Tipo de recurso: artículo
Estado:Versión publicada
Fecha de publicación:2011
País:España
Institución:Varias* (Consorci de Biblioteques Universitáries de Catalunya, Centre de Serveis Científics i Acadèmics de Catalunya)
Repositorio:Recercat. Dipósit de la Recerca de Catalunya
OAI Identifier:oai:recercat.cat:2445/126770
Acceso en línea:https://hdl.handle.net/2445/126770
Access Level:acceso abierto
Palabra clave:Consum d'alcohol
Càncer
Genètica
Drinking of alcoholic beverages
Cancer
Genetics
Descripción
Sumario:Genome-wide association studies (GWAS) have been successful in identifying common genetic variation involved in susceptibility to etiologically complex disease. We conducted a GWAS to identify common genetic variation involved in susceptibility to upper aero-digestive tract (UADT) cancers. Genome-wide genotyping was carried out using the Illumina HumanHap300 beadchips in 2,091 UADT cancer cases and 3,513 controls from two large European multi-centre UADT cancer studies, as well as 4,821 generic controls.
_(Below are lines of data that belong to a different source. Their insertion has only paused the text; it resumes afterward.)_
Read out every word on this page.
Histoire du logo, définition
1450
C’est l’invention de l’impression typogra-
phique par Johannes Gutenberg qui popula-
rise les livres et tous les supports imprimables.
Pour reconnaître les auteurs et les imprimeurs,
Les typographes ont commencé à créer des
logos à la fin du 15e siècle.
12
The 19 top-ranked variants were investigated further in an additional 6,514 UADT cancer cases and 7,892 controls of European descent from an additional 13 UADT cancer studies participating in the INHANCE consortium. Five common variants presented evidence for significant association in the combined analysis (p <= 5 x 10(-7)). Two novel variants were identified, a 4q21 variant (rs1494961, p = 1 x 10(-8)) located near DNA repair related genes HEL308 and FAM175A (or Abraxas) and a 12q24 variant (rs4767364, p = 2 x 10(-8)) located in an extended linkage disequilibrium region that contains multiple genes including the aldehyde dehydrogenase 2 (ALDH2) gene. Three remaining variants are located in the ADH gene cluster and were identified previously in a candidate gene study involving some of these samples. The association between these three variants and UADT cancers was independently replicated in 5,092 UADT cancer cases and 6,794 controls non-overlapping samples presented here (rs1573496-ADH7, p = 5 x 10(-8); rs1229984-ADH1B, p = 7 x 10(-9); and rs698-ADH1C, p = 0.02). These results implicate two variants at 4q21 and 12q24 and further highlight three ADH variants in UADT cancer susceptibility.